Estados Unidos sigue siendo caro
Desde la perspectiva del tipo de cambio efectivo real y de métricas de valoración del mercado bursátil, como el ratio precio-ventas, Estados Unidos continúa presentando valoraciones relativamente altas frente a otras economías desarrolladas. Esto refuerza la idea de que parte del capital internacional podría comenzar a buscar oportunidades en otros mercados.
La posible desaparición de la “doble recompensa”
Los inversores extranjeros enfrentan actualmente una decisión estratégica: mantener su exposición a activos estadounidenses cubriendo el riesgo cambiario —lo que reduce sus retornos— o rotar sus inversiones hacia otros mercados. Existen señales preliminares de que este proceso podría estar comenzando.
Europa y Japón presentan argumentos sólidos para atraer capital: mayor margen fiscal en países como Alemania, valoraciones bursátiles más atractivas y un renovado impulso reformista en Japón. Además, los riesgos políticos y de concentración del mercado en Estados Unidos han aumentado.
Dado que los mercados bursátiles europeos y japoneses son considerablemente más pequeños que el estadounidense, incluso cambios modestos en los flujos de inversión pueden generar movimientos significativos en sus precios, reforzando la tendencia de rotación internacional.
Mercados bajistas del dólar: largos y con caídas iniciales pronunciadas
Históricamente, los ciclos bajistas del dólar han sido prolongados y con caídas fuertes al inicio. Si continúan las salidas de capital, podrían intensificar la depreciación de la moneda y deteriorar las perspectivas de rentabilidad relativa de los activos estadounidenses.
Hasta ahora, esta rotación se ha concentrado principalmente en los mercados de renta variable. En contraste, los bonos del Tesoro estadounidense siguen atrayendo flujos de inversión. Debido a que los diferenciales de tasas de interés sugieren que el dólar está aproximadamente en niveles de valoración justa, los flujos hacia acciones podrían volverse cada vez más determinantes para la trayectoria futura de la moneda.
Implicaciones para el oro
Un entorno caracterizado por un dólar más débil, elevada incertidumbre política y geopolítica, y mayor volatilidad en los flujos de capital suele ser favorable para el oro. A esto se suma la tendencia de los bancos centrales a diversificar sus reservas aumentando su exposición al metal precioso.
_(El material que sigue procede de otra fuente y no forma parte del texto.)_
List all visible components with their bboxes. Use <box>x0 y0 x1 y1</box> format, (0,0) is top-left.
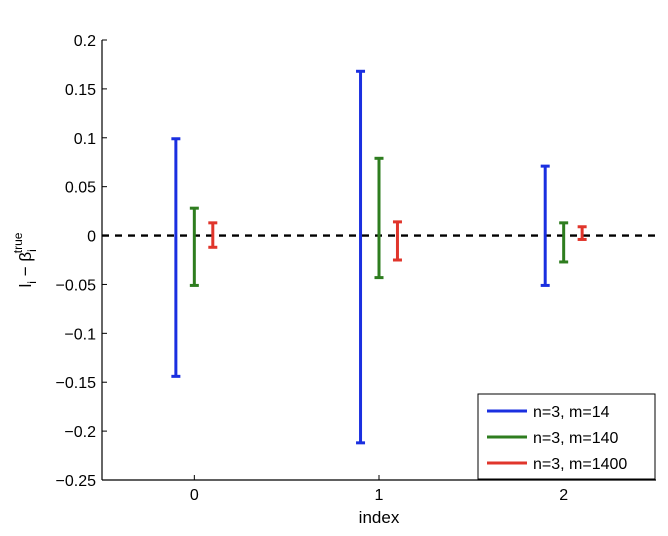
legend: n=3, m=14 n=3, m=140 n=3, m=1400 <box>477 393 656 480</box>
plot-area: −0.25 −0.2 −0.15 −0.1 −0.05 0 0.05 0.1 0.15 0.2 0… <box>56 33 656 504</box>
y-axis-label-main: l <box>16 284 35 288</box>
y-tick-label: 0.05 <box>65 180 96 197</box>
y-tick-label: −0.05 <box>56 277 97 294</box>
y-axis-label-main-sub: i <box>25 281 39 284</box>
legend-label: n=3, m=14 <box>533 404 610 421</box>
y-axis-label-beta-sup: true <box>11 232 25 253</box>
y-tick-label: −0.2 <box>64 424 96 441</box>
y-tick-label: −0.25 <box>56 473 97 490</box>
y-tick-label: 0.1 <box>74 131 96 148</box>
error-bar <box>189 206 199 287</box>
error-bar <box>577 225 587 241</box>
x-axis-label: index <box>359 508 400 527</box>
error-bar <box>392 220 402 262</box>
y-axis-label-beta-sub: i <box>25 249 39 252</box>
legend-label: n=3, m=140 <box>533 430 619 447</box>
error-bar <box>374 156 384 280</box>
legend-label: n=3, m=1400 <box>533 456 627 473</box>
y-tick-label: 0.15 <box>65 82 96 99</box>
y-tick-label: 0.2 <box>74 33 96 50</box>
y-ticks: −0.25 −0.2 −0.15 −0.1 −0.05 0 0.05 0.1 0.15 0.2 <box>56 33 107 490</box>
svg-text:li − βitrue: li − βitrue <box>11 232 39 287</box>
error-bars <box>171 69 587 445</box>
error-bar <box>171 137 181 378</box>
error-bar <box>208 221 218 249</box>
error-bar <box>540 164 550 287</box>
legend-items: n=3, m=14 n=3, m=140 n=3, m=1400 <box>487 404 627 473</box>
y-axis-label: li − βitrue <box>11 232 39 287</box>
error-bar <box>356 69 366 445</box>
x-tick-label: 0 <box>190 487 199 504</box>
y-tick-label: 0 <box>87 229 96 246</box>
y-tick-label: −0.15 <box>56 375 97 392</box>
x-tick-label: 1 <box>375 487 384 504</box>
x-tick-label: 2 <box>559 487 568 504</box>
y-axis-label-minus-beta: − β <box>16 252 35 281</box>
y-tick-label: −0.1 <box>64 326 96 343</box>
error-bar <box>559 221 569 264</box>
Sin embargo, también existen riesgos. Los altos precios actuales podrían limitar el interés de algunos inversores. Además, si el crecimiento económico se fortalece en regiones como Europa o Japón debido a mayores flujos financieros, el oro podría perder atractivo en esos mercados frente a un entorno de fuertes bolsas locales. De hecho, en febrero ya se observaron salidas de ETF de oro en Europa, motivadas por la toma de beneficios tras el fuerte aumento de precios en enero.
Impacto de las tensiones geopolíticas
El conflicto en Oriente Medio que estalló a finales de febrero generó una reacción inmediata en los mercados financieros el lunes 2 de marzo. Los precios del petróleo subieron, el dólar se fortaleció temporalmente y los rendimientos de los bonos disminuyeron ligeramente. El oro también reaccionó con fuerza, registrando un aumento cercano al 5% en apenas dos sesiones de negociación.
Históricamente, el oro ha respondido positivamente en aproximadamente dos tercios de los episodios en que las tensiones geopolíticas aumentan de forma significativa. No obstante, las semanas posteriores suelen presentar mayor incertidumbre: en ese periodo el rango de retornos del oro ha oscilado entre subidas del 8% y caídas del 3%, con una probabilidad de resultados positivos cercana al 57%.
En este contexto, el reciente repunte del dólar provocado por el conflicto probablemente sea temporal. Si la tendencia bajista estructural del dólar se reanuda, podría convertirse nuevamente en un factor de apoyo para el precio del oro en los próximos meses.